About Don Lash
One of the nation's top distance runners prior to World War II, Donald "Don" Lash won 12 national titles from 1934 to 1940, including seven in a row in cross country. This consistency prompted Sports Illustrated to call Lash "the first great American distance runner" and "possibly the best U.S. cross country runner ever." Lash's streak stood until Pat Porter broke it in 1989.
Growing up in Auburn, Indiana, Lash won the mile run at the 1933 state high school championship with a time of 4:30.5. At Indiana University, under Hall of Fame coach Billy Hayes, Lash finished third in his first cross country race. It was the last cross country race he ever lost.

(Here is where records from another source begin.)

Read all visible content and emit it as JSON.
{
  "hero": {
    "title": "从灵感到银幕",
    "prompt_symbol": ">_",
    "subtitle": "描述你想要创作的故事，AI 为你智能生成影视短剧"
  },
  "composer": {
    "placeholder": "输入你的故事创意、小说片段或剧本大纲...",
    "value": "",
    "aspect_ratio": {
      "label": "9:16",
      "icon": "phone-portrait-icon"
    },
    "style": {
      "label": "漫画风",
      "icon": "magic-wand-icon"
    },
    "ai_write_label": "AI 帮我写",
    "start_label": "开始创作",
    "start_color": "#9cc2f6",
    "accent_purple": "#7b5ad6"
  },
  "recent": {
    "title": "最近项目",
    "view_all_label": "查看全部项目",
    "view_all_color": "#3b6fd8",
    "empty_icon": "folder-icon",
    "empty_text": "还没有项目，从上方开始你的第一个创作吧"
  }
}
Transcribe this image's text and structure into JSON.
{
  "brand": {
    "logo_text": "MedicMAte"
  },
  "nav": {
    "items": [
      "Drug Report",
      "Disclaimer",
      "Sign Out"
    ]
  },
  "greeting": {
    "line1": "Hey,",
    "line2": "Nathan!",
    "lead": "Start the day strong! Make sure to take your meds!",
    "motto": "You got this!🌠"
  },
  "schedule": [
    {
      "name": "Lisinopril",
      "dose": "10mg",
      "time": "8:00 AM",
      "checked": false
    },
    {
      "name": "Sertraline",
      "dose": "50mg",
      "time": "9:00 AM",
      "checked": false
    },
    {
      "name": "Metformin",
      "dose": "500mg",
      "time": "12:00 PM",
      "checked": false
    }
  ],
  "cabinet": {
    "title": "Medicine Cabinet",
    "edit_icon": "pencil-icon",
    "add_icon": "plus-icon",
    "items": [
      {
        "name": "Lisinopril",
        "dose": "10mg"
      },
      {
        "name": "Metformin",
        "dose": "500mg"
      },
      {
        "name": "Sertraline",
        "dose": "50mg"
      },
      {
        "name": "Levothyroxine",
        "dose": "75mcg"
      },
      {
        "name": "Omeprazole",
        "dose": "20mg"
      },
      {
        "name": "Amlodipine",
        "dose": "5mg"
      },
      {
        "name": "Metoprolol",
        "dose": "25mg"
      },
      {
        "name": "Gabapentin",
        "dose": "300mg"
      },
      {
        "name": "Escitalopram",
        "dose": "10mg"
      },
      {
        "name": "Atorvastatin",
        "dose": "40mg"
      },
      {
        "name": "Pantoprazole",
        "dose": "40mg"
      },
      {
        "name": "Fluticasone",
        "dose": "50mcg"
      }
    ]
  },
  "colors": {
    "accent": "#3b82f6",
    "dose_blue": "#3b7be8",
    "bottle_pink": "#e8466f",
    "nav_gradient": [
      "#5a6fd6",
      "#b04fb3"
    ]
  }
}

While a student at Indiana University, Lash set an American record at 10,000 meters, clocking 31:06.9.
Lash was still a collegian when he competed at the 1936 Olympics, placing 13th in the 5000m and 8th in the 10,000m. That summer he broke the legendary Paavo Nurmi's world record for the two mile, running 8:58.4. In 1938, Lash won the Sullivan Trophy as the nation's top amateur athlete. He was still winning national championships in 1940 but World War II snuffed out any chance for greater Olympic glory.
After college, Lash worked for the Indiana State Police, then became an agent for the FBI, a position he served in for 21 years. After retiring from law enforcement, he went into real estate. Lash also served as a trustee at Indiana from 1970 to 1972.